ChatGPT, the artificial intelligence powered chatbot created by OpenAI, has amazed the world in recent months with the text it can generate. Now the chatbot is once again delighting users by creating charts and maps and converting images into videos.
That’s because of a new feature OpenAI rolled out to ChatGPT Plus subscribers last week called code interpreter. Here’s what you need to know about it.
What is Code Interpreter?
Code interpreter enables ChatGPT to analyze data, create graphs, solve math problems and edit files, among other things. It also supports uploading and downloading files, which was not possible in ChatGPT before.

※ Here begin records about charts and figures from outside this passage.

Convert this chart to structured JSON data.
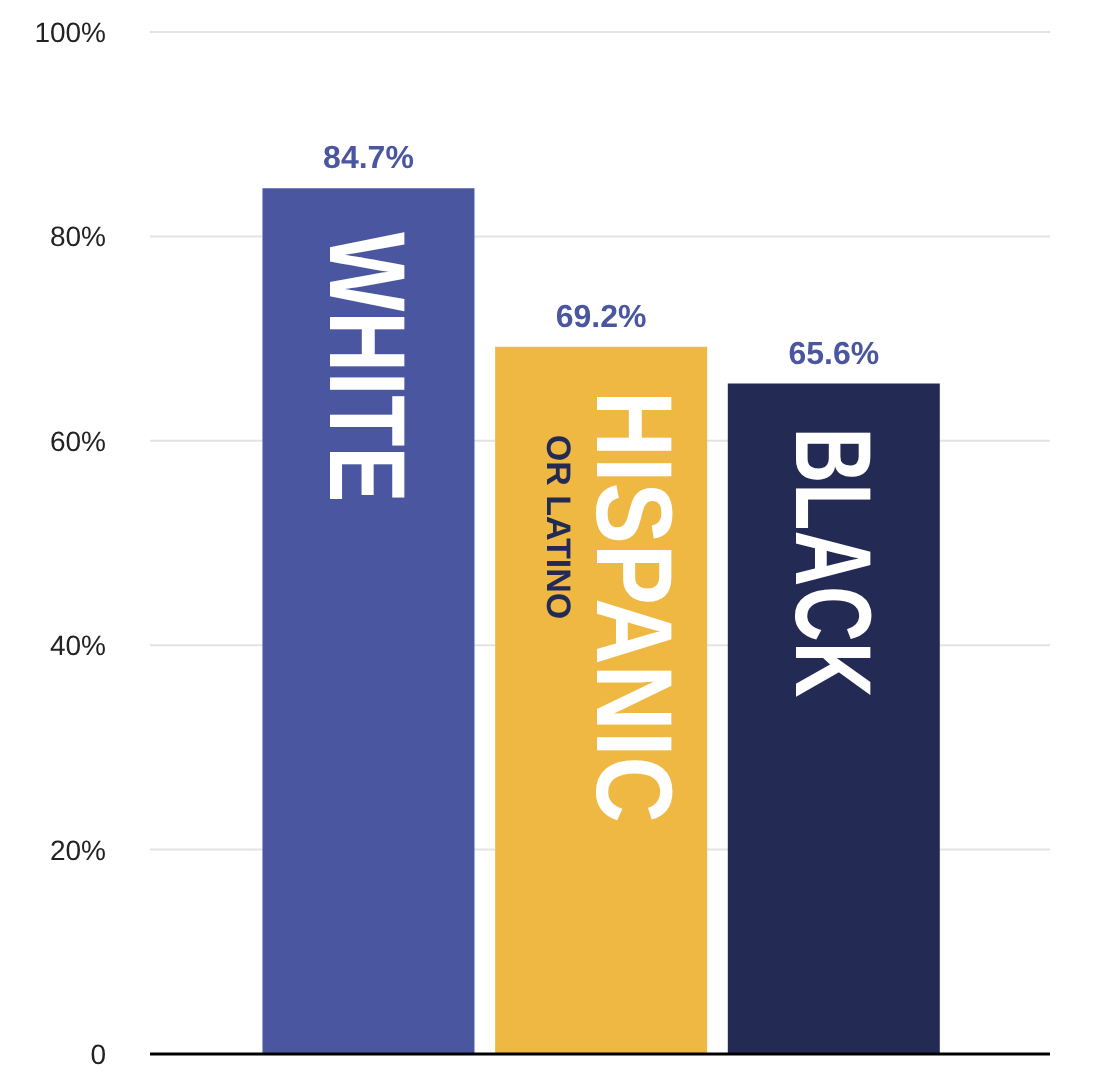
{
  "chart_data": {
    "type": "bar",
    "categories": [
      "WHITE",
      "HISPANIC OR LATINO",
      "BLACK"
    ],
    "values": [
      84.7,
      69.2,
      65.6
    ],
    "colors": [
      "#4a56a0",
      "#efb843",
      "#232b55"
    ],
    "value_labels": [
      "84.7%",
      "69.2%",
      "65.6%"
    ],
    "ylim": [
      0,
      100
    ],
    "yticks": [
      {
        "value": 0,
        "label": "0"
      },
      {
        "value": 20,
        "label": "20%"
      },
      {
        "value": 40,
        "label": "40%"
      },
      {
        "value": 60,
        "label": "60%"
      },
      {
        "value": 80,
        "label": "80%"
      },
      {
        "value": 100,
        "label": "100%"
      }
    ],
    "grid": "y"
  }
}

Code Interpreter became available Thursday to subscribers of ChatGPT Plus, a service that costs $20 per month. Similar add-on features, which give ChatGPT users access to third-party services such as Expedia and OpenTable, are only available to subscribers.
How does the code interpreter work?
When people ask ChatGPT a question, the chatbot guesses an answer based on a technology called a large language model, or LLM, that predicts the next word in a sequence.
But when code interpreter is enabled, ChatGPT writes and executes a piece of computer code to find the answer, OpenAI said. This allows the chatbot to perform new tasks it couldn’t before, such as performing complicated calculations and generating graphs based on data a user uploads, all of which are augmented by code.
Some argue that code interpreter reduces the chance of inaccuracies, a common complaint about LLMs
“The code is objectively doing something right,” said Ethan Mollick, an associate professor at the University of Pennsylvania who tested the code interpreter for two months before it was released.
What have people used code interpreter for?
The most common use of code interpreter is data analysis.
With a prompt like “tell me what’s interesting about the data,” ChatGPT can search a user’s data, such as financial, health, or location data, and generate insights about it. Financial analysts have found ways to use the tool in their work, such as analysis Stock prices and preparing a budget.
Researchers have also started using the tool for creative data visualisations. Dr. Mollick said he recently used a code interpreter to create a three-dimensional chart of the Billboard Hot 100 chart and created a animated map of every lighthouse in the United States. Some people have also used a code interpreter to convert the formats of files, such as converting images to videos or PDF documents to images.
Arvind Narayanan, a computer science professor at Princeton University, warned that people should not become too dependent on code interpreters for data analysis, as AI continues to produce inaccurate results and misinformation.
“Appropriate data analysis just requires a lot of critical thinking about the data,” he said.